Sin is also defined as a function. Why? To me it seems that sin is a fixed number depending on the placement of the y-coordinate on the unit circle. So what is it that sin does to a number for it to be defined as a function? How does sin convert 30 into 0.5?

Thanks!

2. ## Re: What IS sin?

Consider the unit circle. Start at the point (1,0). Move up along the circle an arc length of X - then sin(X) will be your y-coordinate and cos(X) will be your x-coordinate. For example, the diameter of this circle is 2, so the circumference is 2*Pi: this is why the period if 2*Pi. This is only true in radians though, which is why they are the natural way to define the functions.

3. ## Re: What IS sin?

Originally Posted by SworD
Consider the unit circle. Start at the point (1,0). Move up along the circle an arc length of X - then sin(X) will be your y-coordinate and cos(X) will be your x-coordinate. For example, the diameter of this circle is 2, so the circumference is 2*Pi: this is why the period if 2*Pi. This is only true in radians though, which is why they are the natural way to define the functions.
I know. I am asking why that is? Thank you though.

4. ## Re: What IS sin?

Because that is the definition! If you want to understand the sin function, don't start from the triangle definition, its harder to work with. Use what I said, and then notice that in the 1st quadrant (we can assume without loss of generality that the angle will be in this quadrant, because no angle in a right triangle is greater than 90 degrees), it does seem to be equivalent, because the hypotenuse is 1, so "opposite/hypotenuse" is just the y-coordinate divided by 1. But in order to generalize it to hypotenuses other than 1, it follows that you need to divide the y-coordinate by the radius so keep the proportion the same. Someone can probably explain this better.

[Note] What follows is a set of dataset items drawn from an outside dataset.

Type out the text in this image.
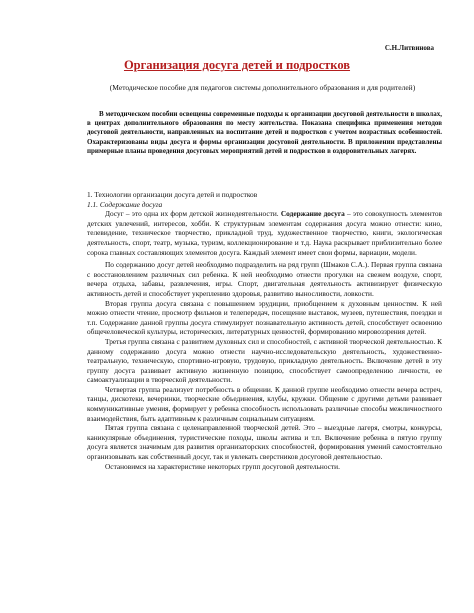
С.Н.Литвинова
Организация досуга детей и подростков
(Методическое пособие для педагогов системы дополнительного образования и для родителей)
В методическом пособии освещены современные подходы к организации досуговой деятельности в школах, в центрах дополнительного образования по месту жительства. Показана специфика применения методов досуговой деятельности, направленных на воспитание детей и подростков с учетом возрастных особенностей. Охарактеризованы виды досуга и формы организации досуговой деятельности. В приложении представлены примерные планы проведения досуговых мероприятий детей и подростков в оздоровительных лагерях.

1. Технологии организации досуга детей и подростков

1.1. Содержание досуга

Досуг – это одна их форм детской жизнедеятельности. Содержание досуга – это совокупность элементов детских увлечений, интересов, хобби. К структурным элементам содержания досуга можно отнести: кино, телевидение, техническое творчество, прикладной труд, художественное творчество, книги, экологическая деятельность, спорт, театр, музыка, туризм, коллекционирование и т.д. Наука раскрывает приблизительно более сорока главных составляющих элементов досуга. Каждый элемент имеет свои формы, вариации, модели.

По содержанию досуг детей необходимо подразделить на ряд групп (Шмаков С.А.). Первая группа связана с восстановлением различных сил ребенка. К ней необходимо отнести прогулки на свежем воздухе, спорт, вечера отдыха, забавы, развлечения, игры. Спорт, двигательная деятельность активизирует физическую активность детей и способствует укреплению здоровья, развитию выносливости, ловкости.

Вторая группа досуга связана с повышением эрудиции, приобщением к духовным ценностям. К ней можно отнести чтение, просмотр фильмов и телепередач, посещение выставок, музеев, путешествия, поездки и т.п. Содержание данной группы досуга стимулирует познавательную активность детей, способствует освоению общечеловеческой культуры, исторических, литературных ценностей, формированию мировоззрения детей.

Третья группа связана с развитием духовных сил и способностей, с активной творческой деятельностью. К данному содержанию досуга можно отнести научно-исследовательскую деятельность, художественно-театральную, техническую, спортивно-игровую, трудовую, прикладную деятельность. Включение детей в эту группу досуга развивает активную жизненную позицию, способствует самоопределению личности, ее самоактуализации в творческой деятельности.

Четвертая группа реализует потребность в общении. К данной группе необходимо отнести вечера встреч, танцы, дискотеки, вечеринки, творческие объединения, клубы, кружки. Общение с другими детьми развивает коммуникативные умения, формирует у ребенка способность использовать различные способы межличностного взаимодействия, быть адаптивным к различным социальным ситуациям.

Пятая группа связана с целенаправленной творческой детей. Это – выездные лагеря, смотры, конкурсы, каникулярные объединения, туристические походы, школы актива и т.п. Включение ребенка в пятую группу досуга является значимым для развития организаторских способностей, формирования умений самостоятельно организовывать как собственный досуг, так и увлекать сверстников досуговой деятельностью.

Остановимся на характеристике некоторых групп досуговой деятельности.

But its a function because it takes a number and gives another. Suppose you wanted to find sin(5). You would walk 5 units around the arc of the circle, and then your y-coordinate is the value of the function.

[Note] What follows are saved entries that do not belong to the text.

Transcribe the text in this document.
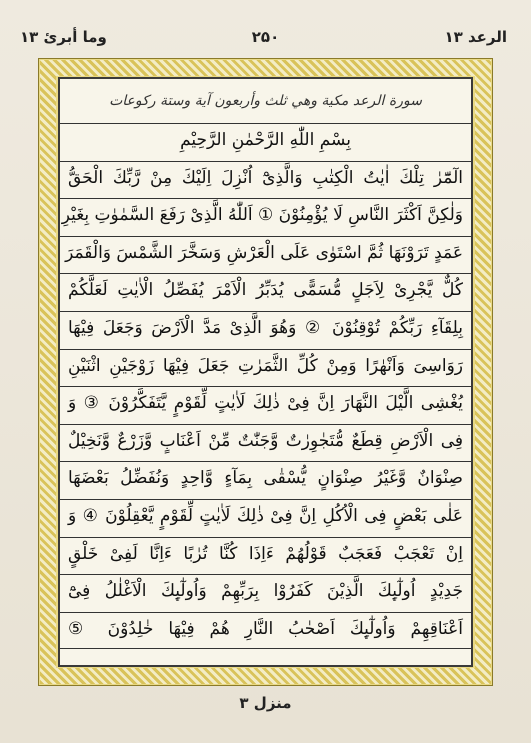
الرعد ۱۳
۲۵۰
وما أبرئ ۱۳
سورة الرعد مكية وهي ثلث وأربعون آية وستة ركوعات
بِسْمِ اللّٰهِ الرَّحْمٰنِ الرَّحِیْمِ
الٓمّٓرٰ تِلْكَ اٰیٰتُ الْكِتٰبِ وَالَّذِیْٓ اُنْزِلَ اِلَیْكَ مِنْ رَّبِّكَ الْحَقُّ
وَلٰكِنَّ اَكْثَرَ النَّاسِ لَا یُؤْمِنُوْنَ ① اَللّٰهُ الَّذِیْ رَفَعَ السَّمٰوٰتِ بِغَیْرِ
عَمَدٍ تَرَوْنَهَا ثُمَّ اسْتَوٰی عَلَی الْعَرْشِ وَسَخَّرَ الشَّمْسَ وَالْقَمَرَ
كُلٌّ یَّجْرِیْ لِاَجَلٍ مُّسَمًّی یُدَبِّرُ الْاَمْرَ یُفَصِّلُ الْاٰیٰتِ لَعَلَّكُمْ
بِلِقَآءِ رَبِّكُمْ تُوْقِنُوْنَ ② وَهُوَ الَّذِیْ مَدَّ الْاَرْضَ وَجَعَلَ فِیْهَا
رَوَاسِیَ وَاَنْهٰرًا وَمِنْ كُلِّ الثَّمَرٰتِ جَعَلَ فِیْهَا زَوْجَیْنِ اثْنَیْنِ
یُغْشِی الَّیْلَ النَّهَارَ اِنَّ فِیْ ذٰلِكَ لَاٰیٰتٍ لِّقَوْمٍ یَّتَفَكَّرُوْنَ ③ وَ
فِی الْاَرْضِ قِطَعٌ مُّتَجٰوِرٰتٌ وَّجَنّٰتٌ مِّنْ اَعْنَابٍ وَّزَرْعٌ وَّنَخِیْلٌ
صِنْوَانٌ وَّغَیْرُ صِنْوَانٍ یُّسْقٰی بِمَآءٍ وَّاحِدٍ وَنُفَضِّلُ بَعْضَهَا
عَلٰی بَعْضٍ فِی الْاُكُلِ اِنَّ فِیْ ذٰلِكَ لَاٰیٰتٍ لِّقَوْمٍ یَّعْقِلُوْنَ ④ وَ
اِنْ تَعْجَبْ فَعَجَبٌ قَوْلُهُمْ ءَاِذَا كُنَّا تُرٰبًا ءَاِنَّا لَفِیْ خَلْقٍ
جَدِیْدٍ اُولٰٓىِٕكَ الَّذِیْنَ كَفَرُوْا بِرَبِّهِمْ وَاُولٰٓىِٕكَ الْاَغْلٰلُ فِیْٓ
اَعْنَاقِهِمْ وَاُولٰٓىِٕكَ اَصْحٰبُ النَّارِ هُمْ فِیْهَا خٰلِدُوْنَ ⑤
منزل ۳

Think of it like this: the triangle SOHCAHTOA thing is just one particular use, out of many, of the trigonometric functions.

5. ## Re: What IS sin?

In formula form the definition of sine is

$\displaystyle sin(x)= \frac{e^{ix}-e^{-ix}}{2i}$

6. ## Re: What IS sin?

"Sin" is breaking one of the commandments!

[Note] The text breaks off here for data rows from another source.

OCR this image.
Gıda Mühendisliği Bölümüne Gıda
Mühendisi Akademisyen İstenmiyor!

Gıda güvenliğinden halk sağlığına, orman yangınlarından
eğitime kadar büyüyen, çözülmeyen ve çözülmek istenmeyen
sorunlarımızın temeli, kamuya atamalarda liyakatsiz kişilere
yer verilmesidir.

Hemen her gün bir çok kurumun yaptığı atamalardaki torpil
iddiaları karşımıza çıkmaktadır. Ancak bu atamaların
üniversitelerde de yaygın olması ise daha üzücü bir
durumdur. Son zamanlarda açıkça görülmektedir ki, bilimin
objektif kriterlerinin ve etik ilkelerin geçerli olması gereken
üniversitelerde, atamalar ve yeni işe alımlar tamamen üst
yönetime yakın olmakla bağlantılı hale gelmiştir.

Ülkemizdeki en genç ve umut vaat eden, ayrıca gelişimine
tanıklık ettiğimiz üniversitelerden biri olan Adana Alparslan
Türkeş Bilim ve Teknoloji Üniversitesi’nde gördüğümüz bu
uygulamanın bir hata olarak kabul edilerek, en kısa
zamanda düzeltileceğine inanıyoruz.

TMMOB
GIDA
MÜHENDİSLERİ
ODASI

"Sine", on the other hand, is a trig function. Whatever definition of "sine" you use you can quickly get "$\displaystyle sin^2(x)+ cos^2(x)= 1$". That, in particular, means that the graph of the relation given by the parametric equations, $\displaystyle x= cos(t)$, $\displaystyle y= sin(t)$ is the unit circle $\displaystyle x^2+ y^2= 1$. If you interpret "t" to be the distance around the circumference of the unit circle to a given point, starting from (1, 0), and so the angle a line through the origin and that point makes with the x-axis, measured in radians, then, simply because "y= sin(t)" "sine is the y-axis". That is based on a number of conventions. If we were to take parametric equations $\displaystyle x= sin(t)$, $\displaystyle y= cos(t)$ we would have "sine" as the x-coordinate, not the y. And if we started measuring the angle somewhere other than with the x-axis we would get quite a different result.

7. ## Re: What IS sin?

Geometric definition of sin of a:

Angle a: Arc length divided by radius
Sin(a): y coordinate of point on unit circle at angle a.

Mathematics definition: Sum of an infinite series. Also from infinite series definition of e^(ia) via post #5.

8. ## Re: What IS sin?

Thanks guys. This has given me some insight into Sine (and taught me how to spell it). I will now do some more homework to fully understand it!